Word to modern crate diggers: the debut Phantom Buffalo album, 2002's Shishimumu, is a perfect hidden gem, a cracked sunbeam of woozy indie meandering and gently psychedelic horseplay that trickled onto UK record shelves thanks to a Rough Trade reissue before lying dormant and waiting to be explored. In its navigation between non-annoying whimsy and rattling altpop gold the Portland, Maine band coughed up both direct melodic hits and a hazy, amniotic world in which to enjoy them in. They bloom rarely, secretly: 2008's Take To The Trees was released in even quieter fashion than its predecessor, garnering close to zero interest in the doltish world.

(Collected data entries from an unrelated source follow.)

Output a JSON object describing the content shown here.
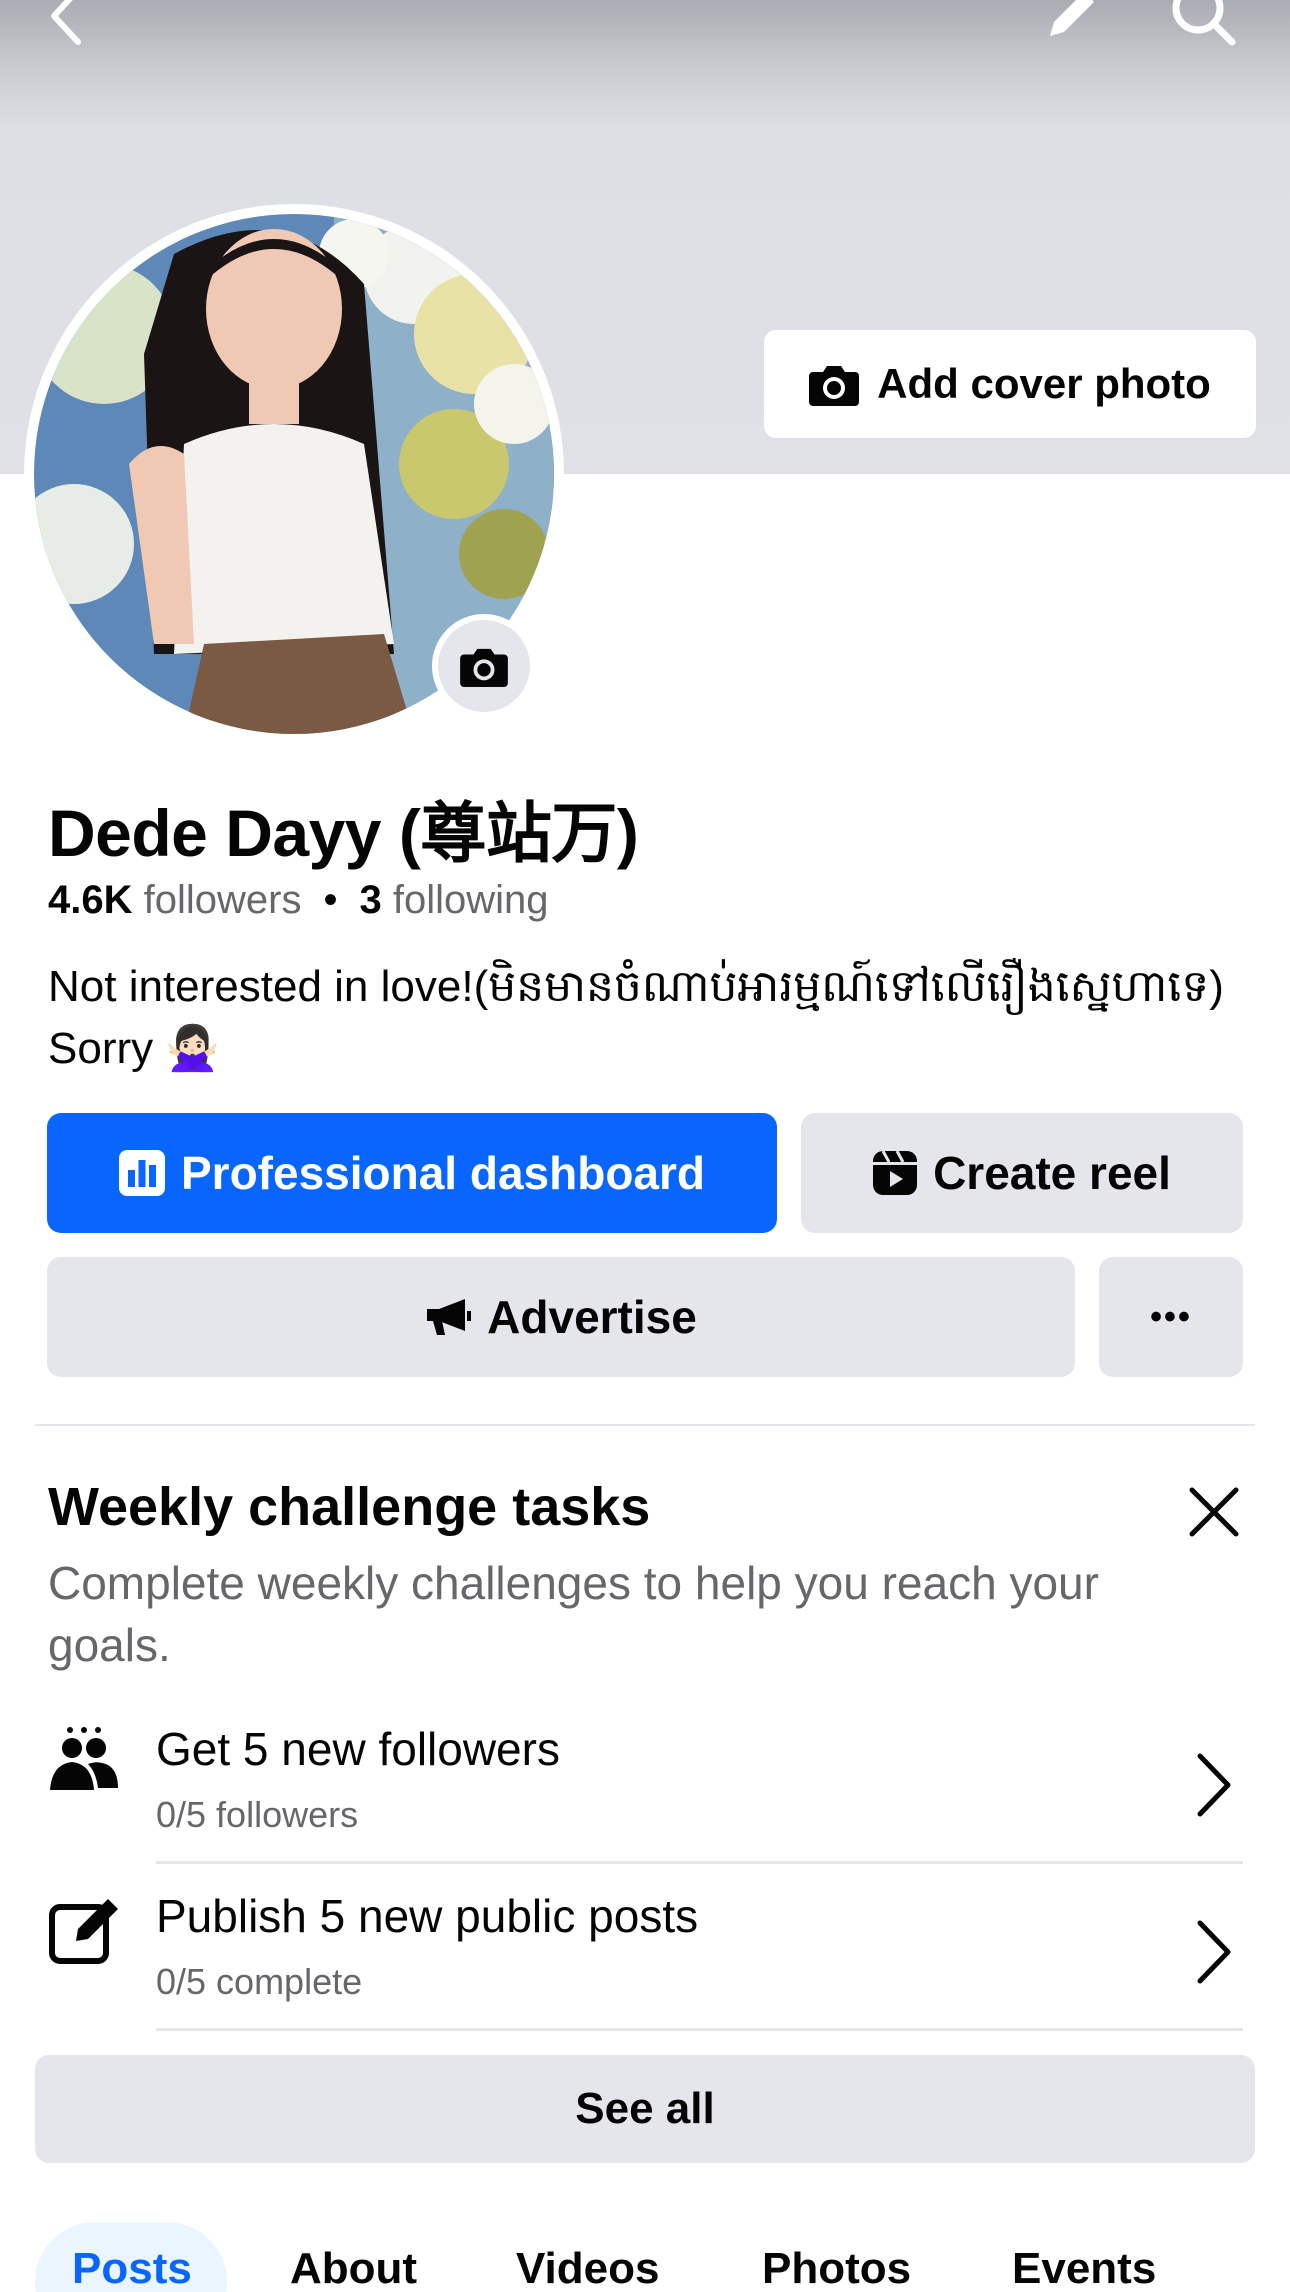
{
  "cover": {
    "add_cover_label": "Add cover photo"
  },
  "profile": {
    "name": "Dede Dayy (尊站万)",
    "followers_count": "4.6K",
    "followers_label": "followers",
    "separator": "•",
    "following_count": "3",
    "following_label": "following",
    "bio_text": "Not interested in love!(មិនមានចំណាប់អារម្មណ៍ទៅលើរឿងស្នេហាទេ) Sorry ",
    "bio_emoji": "🙅🏻‍♀️"
  },
  "actions": {
    "professional_dashboard": "Professional dashboard",
    "create_reel": "Create reel",
    "advertise": "Advertise",
    "more": "•••"
  },
  "weekly_challenge": {
    "title": "Weekly challenge tasks",
    "subtitle": "Complete weekly challenges to help you reach your goals.",
    "tasks": [
      {
        "title": "Get 5 new followers",
        "progress": "0/5 followers",
        "icon": "people-icon"
      },
      {
        "title": "Publish 5 new public posts",
        "progress": "0/5 complete",
        "icon": "compose-icon"
      }
    ],
    "see_all": "See all"
  },
  "tabs": [
    "Posts",
    "About",
    "Videos",
    "Photos",
    "Events"
  ],
  "colors": {
    "primary": "#0866ff",
    "button_gray": "#e4e6eb",
    "secondary_text": "#65676b",
    "active_tab_bg": "#ebf5ff"
  }
}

They remain great though. Cement Postcard With Owl Colours initially sounds oddly restrained, as if slowly recovering from some sustained period of trauma. Finely calibrated songwriting is eventually drawn out though, helmed by two of the least rock vocalists of all time: Jonny Balzano Brookes, moon-faced, open, high and light, and Tim Burns, tentative and mumbling, an opaque teenager. it's these dreamed-out voices that meld with guitars that chime and run through gentle pedal effects, and tunes that meander through many refractive sections, some chorus shaped, some not. It takes until track five, the toylike guitar riffing and briefly major chord burst of 'Atleesta', before a classic immediacy intrudes. Up until then the thrills are slower, languid, more tangential. 'Listen To The Leaves' is the album's short intro, brittle and wide-eyed with characteristic nature wonder, which stumbles into 'Greenstar Botanical Airway', six lovely minutes of alternately cooing or twisting Seuss-like wordplay over plangent guitar lines constantly building or dropping out. It's Phantom Buffalo's great strength to make obtuse lyrics like "You are the furthest point form the darkest star / You are the black orchid photographer" feel like part of a long song.


It's not a perfect album. 'Ray Bradbury's Bones' is a song title that deserves more than generic Byrdsian piffle. There are a couple of forgettable songs at the LP's end section. But solidly gleaming thrills still dot the second side: 'Battle Of The Roses' marries a childlike melody to a tune both het up and melancholy, while both 'Frogman' and 'Trinket Shop' are classic PB in their hopping between disparate sections within the same song. 'Trinket Shop' in particular, with its sunny chorus line that flashes once near the beginning, then once more at the end of many minutes of stop/start wandering and maddening guitar play, contains within it more playful brilliance than most bands' dreams.


Despite sanding down some of their previous cranky experimentalism, Cements highly mannered world is sweet to get lost in. Despite the splintered structuring and precise guitar work the band maintain a woozy, dislocated hold on your ear. If they happen to float past you, try and hold on.